Towards a Cryptanalysis of Spectral-Phase Encoded Optical CDMA with Phase-Scrambling
Report ID: TR-771-06Author: Goldberg, Sharon
Date: 2006-11-00
Pages: 19
Download Formats: |PDF|
Abstract:
Optical CDMA (OCDMA) is a particularly attractive alternative to traditional digital encryption because it has the potential to perform encryption at ultra-high data rates by initializing passive optical components (e.g. phase masks, delay lines) according to a secret key that needs only occasional updates. To be a viable alternative to digital encryption, OCDMA systems should maintain data confidentiality even when these optical components are reconfigured (i: e: the key is refreshed) at rates much slower than aggregate system data rates. We focus on spectral-phase-encoded OCDMA systems using phase-scrambling, which have emerged as the leading proposal for providing data confidentiality at the physical layer. Typical OCDMA schemes require some orthogonality between codewords and are therefore restricted to use codes with low cardinality.
These schemes are therefore vulnerable to brute force searches by an eavesdropper who cycles through all possible codewords in an effort to find one that results an ungarbled datastream. On the other hand, a spectral-phase scrambling scheme offers a keyspace that grows exponentially with the number of frequency bins used, so that brute-force searches can be made infeasible.
We assume that the secret key used in the system is the setting of
the phase-scrambler, and analyze this system using the assumptions of cryptanalysis.

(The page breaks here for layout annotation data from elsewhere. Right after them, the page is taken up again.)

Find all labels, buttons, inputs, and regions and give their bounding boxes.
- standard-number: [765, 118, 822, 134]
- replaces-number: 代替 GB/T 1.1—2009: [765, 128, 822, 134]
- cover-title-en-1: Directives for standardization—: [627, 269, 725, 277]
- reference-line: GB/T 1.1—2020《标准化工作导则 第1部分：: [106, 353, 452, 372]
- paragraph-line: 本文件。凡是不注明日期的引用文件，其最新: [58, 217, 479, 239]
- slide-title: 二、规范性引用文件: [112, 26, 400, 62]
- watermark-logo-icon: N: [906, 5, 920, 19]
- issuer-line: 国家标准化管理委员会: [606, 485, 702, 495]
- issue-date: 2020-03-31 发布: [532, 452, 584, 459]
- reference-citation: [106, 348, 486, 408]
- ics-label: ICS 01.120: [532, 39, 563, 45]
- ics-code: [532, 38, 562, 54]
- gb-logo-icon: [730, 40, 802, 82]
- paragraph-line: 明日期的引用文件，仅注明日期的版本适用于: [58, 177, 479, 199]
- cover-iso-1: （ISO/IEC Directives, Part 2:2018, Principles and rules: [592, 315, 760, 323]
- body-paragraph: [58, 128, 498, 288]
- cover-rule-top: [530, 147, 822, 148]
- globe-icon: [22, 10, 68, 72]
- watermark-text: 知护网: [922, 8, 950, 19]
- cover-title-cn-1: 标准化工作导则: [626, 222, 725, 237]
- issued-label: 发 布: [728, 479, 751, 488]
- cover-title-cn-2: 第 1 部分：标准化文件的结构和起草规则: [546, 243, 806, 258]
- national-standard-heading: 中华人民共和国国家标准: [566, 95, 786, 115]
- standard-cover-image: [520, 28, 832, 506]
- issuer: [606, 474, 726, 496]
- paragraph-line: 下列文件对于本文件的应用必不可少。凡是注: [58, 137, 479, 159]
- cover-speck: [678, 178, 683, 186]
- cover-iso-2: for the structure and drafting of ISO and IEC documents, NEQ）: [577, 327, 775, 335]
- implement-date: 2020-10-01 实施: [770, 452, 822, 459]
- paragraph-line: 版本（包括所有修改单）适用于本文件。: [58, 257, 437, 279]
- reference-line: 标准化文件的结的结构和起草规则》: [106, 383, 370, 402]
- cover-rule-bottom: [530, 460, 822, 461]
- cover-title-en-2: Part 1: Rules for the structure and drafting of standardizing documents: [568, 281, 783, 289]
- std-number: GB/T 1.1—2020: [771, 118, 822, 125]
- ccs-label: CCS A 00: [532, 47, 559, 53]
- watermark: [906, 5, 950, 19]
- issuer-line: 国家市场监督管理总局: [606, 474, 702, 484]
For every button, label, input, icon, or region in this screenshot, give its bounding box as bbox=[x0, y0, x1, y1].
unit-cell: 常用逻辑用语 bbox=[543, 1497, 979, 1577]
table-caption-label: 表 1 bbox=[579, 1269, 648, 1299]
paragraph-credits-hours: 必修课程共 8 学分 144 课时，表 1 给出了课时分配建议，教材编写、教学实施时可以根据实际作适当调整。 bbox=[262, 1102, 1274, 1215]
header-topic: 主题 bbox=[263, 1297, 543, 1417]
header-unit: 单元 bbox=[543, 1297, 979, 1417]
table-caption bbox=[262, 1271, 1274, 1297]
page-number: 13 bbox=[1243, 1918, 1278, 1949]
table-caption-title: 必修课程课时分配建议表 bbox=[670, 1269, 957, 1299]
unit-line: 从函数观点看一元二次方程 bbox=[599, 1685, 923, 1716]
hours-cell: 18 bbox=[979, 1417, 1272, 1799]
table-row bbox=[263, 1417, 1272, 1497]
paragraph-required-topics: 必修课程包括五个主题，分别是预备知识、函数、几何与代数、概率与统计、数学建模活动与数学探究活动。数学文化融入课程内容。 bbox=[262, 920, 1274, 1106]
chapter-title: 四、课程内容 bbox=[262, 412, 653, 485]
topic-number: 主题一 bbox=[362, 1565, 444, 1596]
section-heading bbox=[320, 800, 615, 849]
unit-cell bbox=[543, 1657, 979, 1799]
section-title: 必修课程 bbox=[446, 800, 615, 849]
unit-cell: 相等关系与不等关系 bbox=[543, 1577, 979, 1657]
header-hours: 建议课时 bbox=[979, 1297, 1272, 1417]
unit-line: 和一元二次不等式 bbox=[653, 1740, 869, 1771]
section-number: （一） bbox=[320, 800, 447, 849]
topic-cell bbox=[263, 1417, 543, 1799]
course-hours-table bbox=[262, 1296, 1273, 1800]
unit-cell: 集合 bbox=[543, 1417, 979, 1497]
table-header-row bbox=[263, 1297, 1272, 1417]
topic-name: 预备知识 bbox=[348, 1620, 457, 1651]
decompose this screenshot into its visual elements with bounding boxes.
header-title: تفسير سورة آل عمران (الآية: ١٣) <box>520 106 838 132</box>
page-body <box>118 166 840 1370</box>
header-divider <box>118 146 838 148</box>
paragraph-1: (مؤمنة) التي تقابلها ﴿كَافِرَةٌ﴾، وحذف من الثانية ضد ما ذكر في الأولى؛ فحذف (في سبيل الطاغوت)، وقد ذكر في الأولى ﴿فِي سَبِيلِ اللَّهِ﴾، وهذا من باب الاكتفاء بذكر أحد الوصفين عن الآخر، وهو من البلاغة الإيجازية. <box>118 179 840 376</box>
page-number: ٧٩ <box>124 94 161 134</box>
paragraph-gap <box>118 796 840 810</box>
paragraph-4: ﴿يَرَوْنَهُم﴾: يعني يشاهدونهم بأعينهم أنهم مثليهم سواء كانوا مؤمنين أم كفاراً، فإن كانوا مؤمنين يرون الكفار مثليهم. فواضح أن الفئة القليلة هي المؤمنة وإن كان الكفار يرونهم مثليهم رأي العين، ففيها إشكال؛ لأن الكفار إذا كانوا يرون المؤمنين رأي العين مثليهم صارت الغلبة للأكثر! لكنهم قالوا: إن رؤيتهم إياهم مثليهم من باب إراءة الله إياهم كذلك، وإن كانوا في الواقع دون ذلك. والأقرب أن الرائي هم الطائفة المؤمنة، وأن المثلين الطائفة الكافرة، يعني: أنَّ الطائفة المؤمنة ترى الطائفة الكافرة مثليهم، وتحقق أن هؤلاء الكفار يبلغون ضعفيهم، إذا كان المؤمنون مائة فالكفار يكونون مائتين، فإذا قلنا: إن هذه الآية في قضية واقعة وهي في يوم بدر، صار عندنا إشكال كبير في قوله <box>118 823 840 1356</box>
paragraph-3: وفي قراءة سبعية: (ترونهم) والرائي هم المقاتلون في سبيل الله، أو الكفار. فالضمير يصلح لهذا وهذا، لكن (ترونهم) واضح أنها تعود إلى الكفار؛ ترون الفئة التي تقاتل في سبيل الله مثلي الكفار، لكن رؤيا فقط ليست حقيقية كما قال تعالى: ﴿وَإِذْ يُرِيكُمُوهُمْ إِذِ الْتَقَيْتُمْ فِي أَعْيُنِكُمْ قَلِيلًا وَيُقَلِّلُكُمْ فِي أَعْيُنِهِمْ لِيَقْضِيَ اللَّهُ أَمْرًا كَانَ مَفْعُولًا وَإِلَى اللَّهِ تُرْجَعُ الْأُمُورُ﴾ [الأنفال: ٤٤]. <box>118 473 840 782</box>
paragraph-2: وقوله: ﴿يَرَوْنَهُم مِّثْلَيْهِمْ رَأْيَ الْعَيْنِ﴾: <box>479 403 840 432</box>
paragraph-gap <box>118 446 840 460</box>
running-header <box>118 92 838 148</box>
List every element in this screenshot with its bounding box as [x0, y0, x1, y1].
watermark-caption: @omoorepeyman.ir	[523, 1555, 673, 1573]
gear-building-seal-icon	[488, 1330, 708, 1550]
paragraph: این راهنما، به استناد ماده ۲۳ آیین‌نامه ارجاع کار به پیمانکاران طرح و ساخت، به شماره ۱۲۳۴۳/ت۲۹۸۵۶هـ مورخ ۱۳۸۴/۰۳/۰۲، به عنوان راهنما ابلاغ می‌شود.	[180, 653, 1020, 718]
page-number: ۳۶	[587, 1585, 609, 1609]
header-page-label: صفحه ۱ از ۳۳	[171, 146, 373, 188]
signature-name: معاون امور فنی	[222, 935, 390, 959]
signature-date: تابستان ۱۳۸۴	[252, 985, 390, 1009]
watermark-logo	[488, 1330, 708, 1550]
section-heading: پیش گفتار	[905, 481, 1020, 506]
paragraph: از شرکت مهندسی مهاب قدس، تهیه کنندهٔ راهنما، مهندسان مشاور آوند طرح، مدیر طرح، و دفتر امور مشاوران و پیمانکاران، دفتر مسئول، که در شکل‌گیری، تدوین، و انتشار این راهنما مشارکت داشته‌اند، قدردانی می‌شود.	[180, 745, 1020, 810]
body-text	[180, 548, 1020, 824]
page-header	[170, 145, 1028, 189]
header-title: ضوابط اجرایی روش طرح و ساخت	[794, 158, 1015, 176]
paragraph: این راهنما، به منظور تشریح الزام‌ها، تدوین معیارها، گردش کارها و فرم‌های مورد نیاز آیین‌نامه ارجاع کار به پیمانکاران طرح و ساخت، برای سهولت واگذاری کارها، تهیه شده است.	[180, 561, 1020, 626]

In particular, we explore known plaintexts attacks in which an eavesdropper obtains the encryption of some set of known messages, and uses this information to learn the secret key. Our first contribution is to show circumstances in which confidentiality is determined by the parallelism (i: e: the number of users) in the system, rather than by the number of frequency bins used for encoding. Our next contribution is to show that even when some systems are highly parallelized (i: e: have a large number of users), an eavesdropper can still learn the key with high probability after only two bit intervals. Our results thus far suggest that to maintain confidentiality when the secret key is the phase-scrambler setting, components should be tuned at rates comparable to the system data rates.